Свод печи раскален докрасна, а матери все мало. Она раскатывает пылающие головешки по всему поду, добавляет дров, следя за тем, чтобы каждый уголок печи раскалился. В избу нельзя войти: трещат венцы от жара, а мать все «жарит». Только прожарив печь как следует, она чистит помелом под и начинает сажать хлебы…

Чуть не исправна труба, и вот тебе: «Горим!», «Горим!»

Мать наперед знала, когда у какой соседки хлебы, и весь день беспокоилась: «Ой, у Тани Вилялы хлебы нынче! Из трубы-то как тянет. Пойду скажу…»

Пусть не хвастает крестный, что это он пожары извел. Они сами по себе отошли.
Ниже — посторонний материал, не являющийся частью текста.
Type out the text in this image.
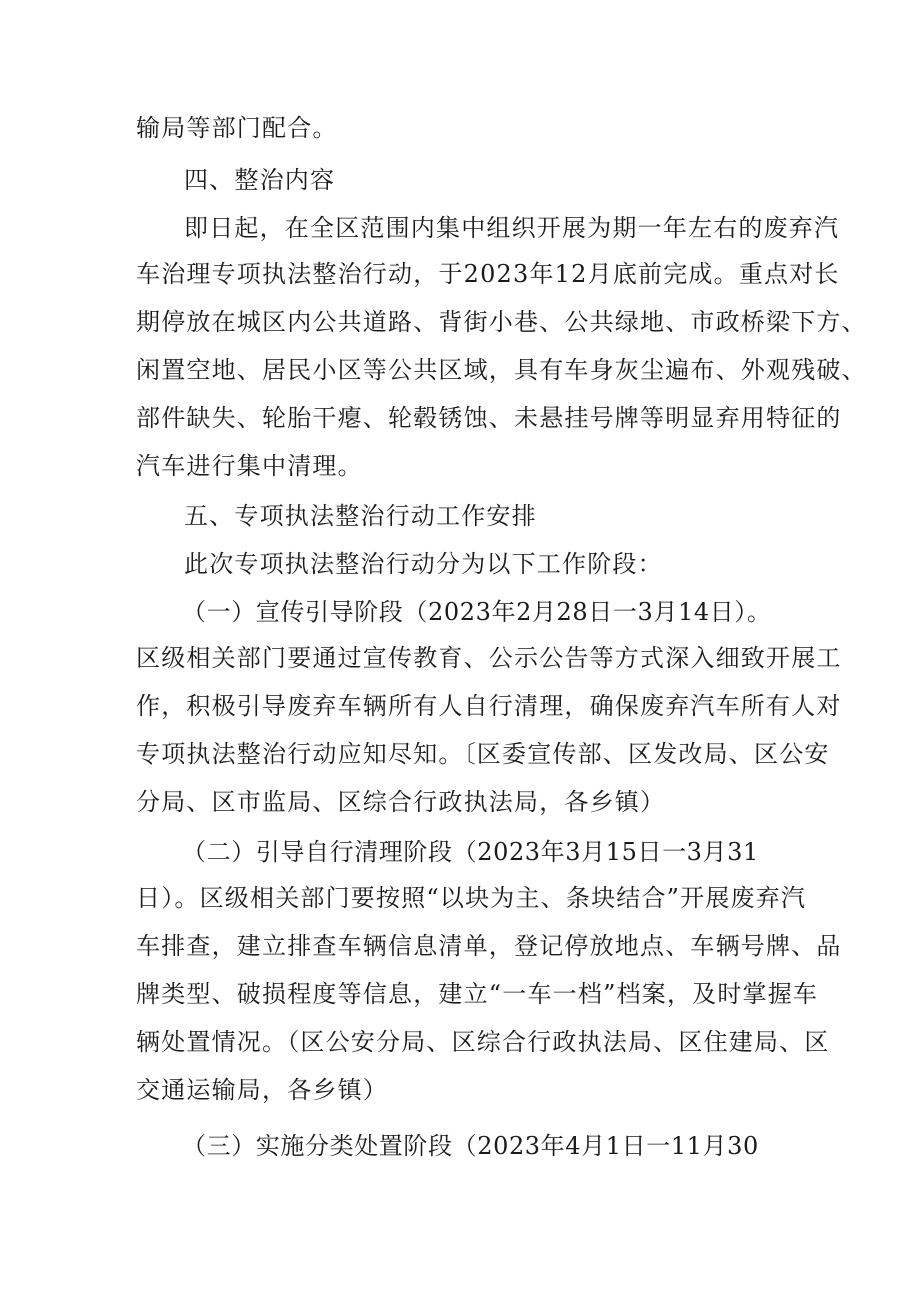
输局等部门配合。
四、整治内容
即日起，在全区范围内集中组织开展为期一年左右的废弃汽
车治理专项执法整治行动，于2023年12月底前完成。重点对长
期停放在城区内公共道路、背街小巷、公共绿地、市政桥梁下方、
闲置空地、居民小区等公共区域，具有车身灰尘遍布、外观残破、
部件缺失、轮胎干瘪、轮毂锈蚀、未悬挂号牌等明显弃用特征的
汽车进行集中清理。
五、专项执法整治行动工作安排
此次专项执法整治行动分为以下工作阶段：
（一）宣传引导阶段（2023年2月28日一3月14日）。
区级相关部门要通过宣传教育、公示公告等方式深入细致开展工
作，积极引导废弃车辆所有人自行清理，确保废弃汽车所有人对
专项执法整治行动应知尽知。〔区委宣传部、区发改局、区公安
分局、区市监局、区综合行政执法局，各乡镇）
（二）引导自行清理阶段（2023年3月15日一3月31
日）。区级相关部门要按照“以块为主、条块结合”开展废弃汽
车排查，建立排查车辆信息清单，登记停放地点、车辆号牌、品
牌类型、破损程度等信息，建立“一车一档”档案，及时掌握车
辆处置情况。（区公安分局、区综合行政执法局、区住建局、区
交通运输局，各乡镇）
（三）实施分类处置阶段（2023年4月1日一11月30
А Евдоким Кузьмич не унимался:

— Если б не мое руководство, и теперича, как чуть что, горели б Липяги! А люди не оценивают это. Ефрему хорошо: он саблю покажет, а на ней надпись дарственная Чапаева. Сразу видно: герой! А моя жизнь прожита так, что и похвалиться нечем. Все, что есть у меня, все на мне… — Авданя похлопал ладонями по большим заплаткам, красовавшимся на коленях его брюк. — Все на мне и все при мне. — Он показал мозолистые ладони и добавил: — Правду я говорю?

— Пожалуй…

— В таком случае, если согласен, приходи ко мне как-нибудь с карандашиком. Выпьем по маленькой, да и покалякаем. Я тебе всю свою жисть расскажу, а ты запишешь.

— Зачем же откладывать?

— Да видишь ли, можно и теперь. Только жаль, что ты без карандашика.

— Я запомню.

— Э-э, знаю я тебя! Запомнишь одно, а напишешь другое. Ну, ничего не поделаешь: сичас так сичас. Тогда слухай…

Евдоким Кузьмич приосанился, потрогал усы и начал свой рассказ.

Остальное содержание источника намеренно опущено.